In Soviet linguistics, the theory of the word form was developed by A. I. Smirnitskii, who elaborated the views of F. F. Fortunatov, A. M. Peshkovskii, and V. A. Bogoroditskii. Smirnitskii distinguished three aspects in the structure of a word form: the individualizing (lexical) aspect, which is expressed by the word’s root, the class (specifically grammatical) aspect, and the strictly formal aspect (the actual grammatical form). An example of the class and formal aspects is the inflectional ending of the word form gorodov.


Word Form 

(1) The aggregate of the morphological and phonological markers of a word that determine its grammatical meaning. For example, the morphemes of the Russian word uchitel’nitsa (uchi-tel’-nits-a, “teacher”) indicate that it is a singular feminine noun in the nominative case.

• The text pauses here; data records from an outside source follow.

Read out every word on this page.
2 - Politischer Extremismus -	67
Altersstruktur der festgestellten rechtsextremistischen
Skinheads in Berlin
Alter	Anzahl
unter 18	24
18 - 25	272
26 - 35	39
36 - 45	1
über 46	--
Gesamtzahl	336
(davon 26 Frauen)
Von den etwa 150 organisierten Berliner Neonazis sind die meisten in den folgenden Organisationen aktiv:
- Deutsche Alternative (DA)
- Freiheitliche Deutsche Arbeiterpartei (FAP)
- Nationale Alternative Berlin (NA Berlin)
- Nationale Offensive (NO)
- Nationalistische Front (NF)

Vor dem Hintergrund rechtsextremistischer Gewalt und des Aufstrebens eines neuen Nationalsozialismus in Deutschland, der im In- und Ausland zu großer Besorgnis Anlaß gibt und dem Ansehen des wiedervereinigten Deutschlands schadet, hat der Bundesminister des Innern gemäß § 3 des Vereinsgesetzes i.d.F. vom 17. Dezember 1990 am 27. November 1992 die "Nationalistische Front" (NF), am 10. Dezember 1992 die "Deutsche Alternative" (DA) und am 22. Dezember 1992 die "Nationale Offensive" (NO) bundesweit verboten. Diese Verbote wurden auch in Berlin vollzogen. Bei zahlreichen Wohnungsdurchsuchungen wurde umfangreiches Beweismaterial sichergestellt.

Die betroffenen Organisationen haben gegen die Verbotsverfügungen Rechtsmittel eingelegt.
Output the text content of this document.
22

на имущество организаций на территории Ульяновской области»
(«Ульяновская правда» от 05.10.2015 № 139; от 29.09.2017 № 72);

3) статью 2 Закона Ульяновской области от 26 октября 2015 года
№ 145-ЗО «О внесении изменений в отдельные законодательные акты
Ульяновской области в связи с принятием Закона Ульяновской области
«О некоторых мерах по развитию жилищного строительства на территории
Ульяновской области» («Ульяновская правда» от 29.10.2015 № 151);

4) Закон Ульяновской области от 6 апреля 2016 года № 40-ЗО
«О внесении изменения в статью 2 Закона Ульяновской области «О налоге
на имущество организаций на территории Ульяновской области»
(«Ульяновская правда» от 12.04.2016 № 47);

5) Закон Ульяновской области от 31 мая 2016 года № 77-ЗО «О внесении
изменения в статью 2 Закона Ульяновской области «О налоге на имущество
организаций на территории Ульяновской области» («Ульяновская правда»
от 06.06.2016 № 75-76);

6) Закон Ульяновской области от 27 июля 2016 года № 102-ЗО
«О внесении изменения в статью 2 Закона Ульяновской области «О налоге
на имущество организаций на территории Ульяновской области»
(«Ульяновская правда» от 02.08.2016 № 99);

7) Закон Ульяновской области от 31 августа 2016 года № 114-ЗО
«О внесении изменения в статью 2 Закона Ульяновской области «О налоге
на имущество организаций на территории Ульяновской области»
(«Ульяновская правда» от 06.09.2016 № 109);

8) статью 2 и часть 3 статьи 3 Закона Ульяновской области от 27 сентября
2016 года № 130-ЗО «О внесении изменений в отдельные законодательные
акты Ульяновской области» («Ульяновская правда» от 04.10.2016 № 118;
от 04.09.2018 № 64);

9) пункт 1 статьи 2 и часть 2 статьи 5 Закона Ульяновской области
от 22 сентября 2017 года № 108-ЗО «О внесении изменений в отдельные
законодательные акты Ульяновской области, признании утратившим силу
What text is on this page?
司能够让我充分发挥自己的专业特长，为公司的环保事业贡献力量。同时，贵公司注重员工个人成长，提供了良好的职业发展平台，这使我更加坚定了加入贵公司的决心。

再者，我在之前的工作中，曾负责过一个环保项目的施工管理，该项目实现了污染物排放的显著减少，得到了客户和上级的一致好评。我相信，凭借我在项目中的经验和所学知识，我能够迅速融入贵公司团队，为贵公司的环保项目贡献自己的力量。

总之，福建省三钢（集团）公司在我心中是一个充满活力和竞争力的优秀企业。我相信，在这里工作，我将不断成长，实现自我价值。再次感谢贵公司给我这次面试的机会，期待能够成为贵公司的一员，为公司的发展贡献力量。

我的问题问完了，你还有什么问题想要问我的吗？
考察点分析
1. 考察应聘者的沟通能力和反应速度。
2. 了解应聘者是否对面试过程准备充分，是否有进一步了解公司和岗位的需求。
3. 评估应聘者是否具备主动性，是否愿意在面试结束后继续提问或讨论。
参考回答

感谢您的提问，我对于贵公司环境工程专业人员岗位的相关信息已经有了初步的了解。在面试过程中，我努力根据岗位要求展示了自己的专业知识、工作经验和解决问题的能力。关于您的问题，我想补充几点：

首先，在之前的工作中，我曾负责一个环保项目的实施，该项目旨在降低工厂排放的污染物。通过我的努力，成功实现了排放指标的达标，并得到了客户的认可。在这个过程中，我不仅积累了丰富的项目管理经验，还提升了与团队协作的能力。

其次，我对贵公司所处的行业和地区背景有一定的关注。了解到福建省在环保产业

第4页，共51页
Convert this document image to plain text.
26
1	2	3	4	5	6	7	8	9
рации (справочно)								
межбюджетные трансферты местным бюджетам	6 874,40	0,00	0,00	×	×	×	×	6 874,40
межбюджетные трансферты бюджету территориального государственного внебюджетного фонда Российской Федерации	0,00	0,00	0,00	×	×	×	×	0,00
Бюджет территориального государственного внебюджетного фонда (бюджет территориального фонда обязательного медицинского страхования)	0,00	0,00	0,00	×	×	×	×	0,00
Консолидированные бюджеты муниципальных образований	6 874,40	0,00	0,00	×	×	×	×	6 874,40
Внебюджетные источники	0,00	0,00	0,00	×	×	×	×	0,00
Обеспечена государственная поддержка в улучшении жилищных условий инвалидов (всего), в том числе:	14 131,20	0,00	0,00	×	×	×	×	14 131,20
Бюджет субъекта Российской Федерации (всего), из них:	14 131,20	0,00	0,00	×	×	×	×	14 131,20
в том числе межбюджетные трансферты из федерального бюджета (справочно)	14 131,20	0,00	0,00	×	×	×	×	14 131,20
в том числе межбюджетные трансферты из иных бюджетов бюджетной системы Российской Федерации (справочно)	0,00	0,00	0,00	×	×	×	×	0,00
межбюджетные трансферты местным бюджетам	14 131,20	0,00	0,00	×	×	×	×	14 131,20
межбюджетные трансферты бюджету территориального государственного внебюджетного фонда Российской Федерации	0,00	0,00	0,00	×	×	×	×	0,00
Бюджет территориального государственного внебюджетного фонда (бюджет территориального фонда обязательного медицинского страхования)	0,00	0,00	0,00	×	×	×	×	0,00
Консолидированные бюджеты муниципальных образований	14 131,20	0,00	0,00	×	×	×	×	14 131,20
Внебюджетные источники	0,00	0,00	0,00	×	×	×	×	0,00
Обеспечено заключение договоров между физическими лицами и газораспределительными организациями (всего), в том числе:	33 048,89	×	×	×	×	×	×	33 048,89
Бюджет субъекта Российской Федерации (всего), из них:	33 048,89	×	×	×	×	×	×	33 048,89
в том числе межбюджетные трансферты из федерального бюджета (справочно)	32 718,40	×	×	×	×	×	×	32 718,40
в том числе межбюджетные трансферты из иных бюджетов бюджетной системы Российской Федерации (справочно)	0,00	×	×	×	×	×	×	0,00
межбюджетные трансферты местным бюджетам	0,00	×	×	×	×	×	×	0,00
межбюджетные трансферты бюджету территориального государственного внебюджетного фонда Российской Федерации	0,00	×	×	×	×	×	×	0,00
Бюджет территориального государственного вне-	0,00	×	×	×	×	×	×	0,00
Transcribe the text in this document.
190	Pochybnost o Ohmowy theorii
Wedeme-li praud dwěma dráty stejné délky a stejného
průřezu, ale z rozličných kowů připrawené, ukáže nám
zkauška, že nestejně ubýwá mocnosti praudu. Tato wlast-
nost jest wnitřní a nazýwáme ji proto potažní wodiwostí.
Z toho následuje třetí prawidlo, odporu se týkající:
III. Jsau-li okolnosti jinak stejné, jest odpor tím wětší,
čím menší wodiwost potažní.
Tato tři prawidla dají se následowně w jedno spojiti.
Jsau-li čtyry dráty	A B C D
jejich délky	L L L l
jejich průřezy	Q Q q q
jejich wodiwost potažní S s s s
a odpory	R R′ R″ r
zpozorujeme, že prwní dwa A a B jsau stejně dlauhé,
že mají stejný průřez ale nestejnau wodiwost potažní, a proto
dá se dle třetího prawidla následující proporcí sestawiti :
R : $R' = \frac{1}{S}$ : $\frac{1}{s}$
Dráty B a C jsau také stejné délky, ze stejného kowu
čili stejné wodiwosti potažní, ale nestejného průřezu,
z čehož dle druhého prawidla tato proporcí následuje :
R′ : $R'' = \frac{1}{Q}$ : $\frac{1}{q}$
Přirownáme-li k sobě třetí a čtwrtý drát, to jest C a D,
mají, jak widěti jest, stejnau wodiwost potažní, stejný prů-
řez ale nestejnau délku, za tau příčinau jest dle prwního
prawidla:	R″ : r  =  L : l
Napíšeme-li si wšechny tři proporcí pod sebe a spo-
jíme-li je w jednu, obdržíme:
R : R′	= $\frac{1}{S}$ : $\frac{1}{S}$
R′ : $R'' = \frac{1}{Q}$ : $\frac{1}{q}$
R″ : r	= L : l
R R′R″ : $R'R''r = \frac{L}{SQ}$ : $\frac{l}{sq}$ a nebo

In the Afar language of Ethiopia, the phonological characteristics of the word fak indicate that it is an imperative second person singular verb form, since that is the only grammatical form which ends in a consonant. The concept of word form originated as part of the formal morphological approach to language developed by F. F. Fortunatov. To Fortunatov, word form was a word’s divisibility into morphemes that permits the word’s grammatical meaning to be determined.

(2) A word in particular grammatical form. For example, the Russian stolu is the dative singular form of the noun stol (“table”).